— Мне надо с вами поговорить, — женщина шагнула к Ирине и сразу взяла ее под локоть, как добрую подругу. — Меня зовут Ольга Зуева. Нет-нет, вам представляться не обязательно. Понимаете, с вами сейчас происходит нечто важное. Они… — женщина замялась, но в ее тихом тоне, в том, как сосредоточенно она произносила слова, Ирина каким-то образом услышала: дело серьезное. А может быть, ей просто было все равно, и она согласилась бы слушать любого, кто не совсем еще походил на полного помешанного. Ей надо было отвлечься от того, что росло внутри и грозило взорваться.
— Кто «они»? — спросила Ирина без всякого выражения.
— Хозяева ада.
«Хозяин Ада пятого ранга», — вспомнила она, и от внезапного страха захотела бежать от странной Ольги как можно дальше.
— Что за чушь!
— Дослушайте до конца! — Ольга крепче вцепилась ей в рукав. — Я ведь не прошу с вас деньги и не спрашиваю вашего адреса. Я просто увидела, что Хозяева вокруг вас так и вьются. Вы им важны. Вы одна из святых. Одна из нас.

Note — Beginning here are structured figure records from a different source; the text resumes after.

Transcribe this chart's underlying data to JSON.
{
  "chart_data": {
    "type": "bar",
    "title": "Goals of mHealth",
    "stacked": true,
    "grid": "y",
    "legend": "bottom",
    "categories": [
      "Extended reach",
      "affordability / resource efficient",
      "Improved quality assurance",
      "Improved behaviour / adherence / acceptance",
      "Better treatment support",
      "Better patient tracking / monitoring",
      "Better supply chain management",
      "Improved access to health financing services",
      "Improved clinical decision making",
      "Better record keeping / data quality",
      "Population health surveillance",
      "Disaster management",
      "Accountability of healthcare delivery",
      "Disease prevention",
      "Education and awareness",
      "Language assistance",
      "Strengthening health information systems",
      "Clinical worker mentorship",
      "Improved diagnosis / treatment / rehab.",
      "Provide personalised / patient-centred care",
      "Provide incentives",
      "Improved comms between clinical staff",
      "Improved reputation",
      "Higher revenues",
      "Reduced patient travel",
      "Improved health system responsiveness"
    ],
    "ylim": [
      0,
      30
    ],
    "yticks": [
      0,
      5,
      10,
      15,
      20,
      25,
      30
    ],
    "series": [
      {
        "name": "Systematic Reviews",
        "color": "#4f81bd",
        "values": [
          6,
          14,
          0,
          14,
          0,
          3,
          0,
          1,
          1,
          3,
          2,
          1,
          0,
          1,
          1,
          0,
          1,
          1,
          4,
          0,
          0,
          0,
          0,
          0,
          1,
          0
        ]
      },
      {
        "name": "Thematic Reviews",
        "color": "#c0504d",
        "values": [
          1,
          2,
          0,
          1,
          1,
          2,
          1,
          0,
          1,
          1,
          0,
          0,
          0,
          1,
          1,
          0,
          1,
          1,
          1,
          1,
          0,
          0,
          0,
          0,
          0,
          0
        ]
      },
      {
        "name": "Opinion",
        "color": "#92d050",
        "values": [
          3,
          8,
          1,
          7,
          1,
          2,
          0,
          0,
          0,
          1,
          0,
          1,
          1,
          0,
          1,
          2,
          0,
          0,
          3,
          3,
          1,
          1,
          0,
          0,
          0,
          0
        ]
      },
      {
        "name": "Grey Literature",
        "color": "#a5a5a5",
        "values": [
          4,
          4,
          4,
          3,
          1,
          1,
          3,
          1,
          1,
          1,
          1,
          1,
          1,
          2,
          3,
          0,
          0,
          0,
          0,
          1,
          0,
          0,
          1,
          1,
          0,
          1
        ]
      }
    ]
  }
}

— Что за чушь, — неуверенно сказала Ира. Умом она понимала, что такие слова, скорее всего, говорят какие-нибудь сектанты, завлекающие новых прихожан, но чем-то иным чувствовала: все гораздо серьезнее, и отмахнуться от этого просто так нельзя. Может быть, дело было в солнце.
— Вы — одна из опор, на которой держится этот город, — сказала Ольга, без всякого напора или аффекта, скорее, даже грустно. — Это очень печально. Знаете, это как основа в ткани… или нет, как палки, на которые ставят тент. Или… как основная тема в музыке. Или как холст в картине. Мы те, кто не в коем случае не должен меняться, если мы хотим, чтобы менялось все остальное. Они пытаются завладеть вами, чтобы открыть себе путь шире, чем тот, которым уже завладели.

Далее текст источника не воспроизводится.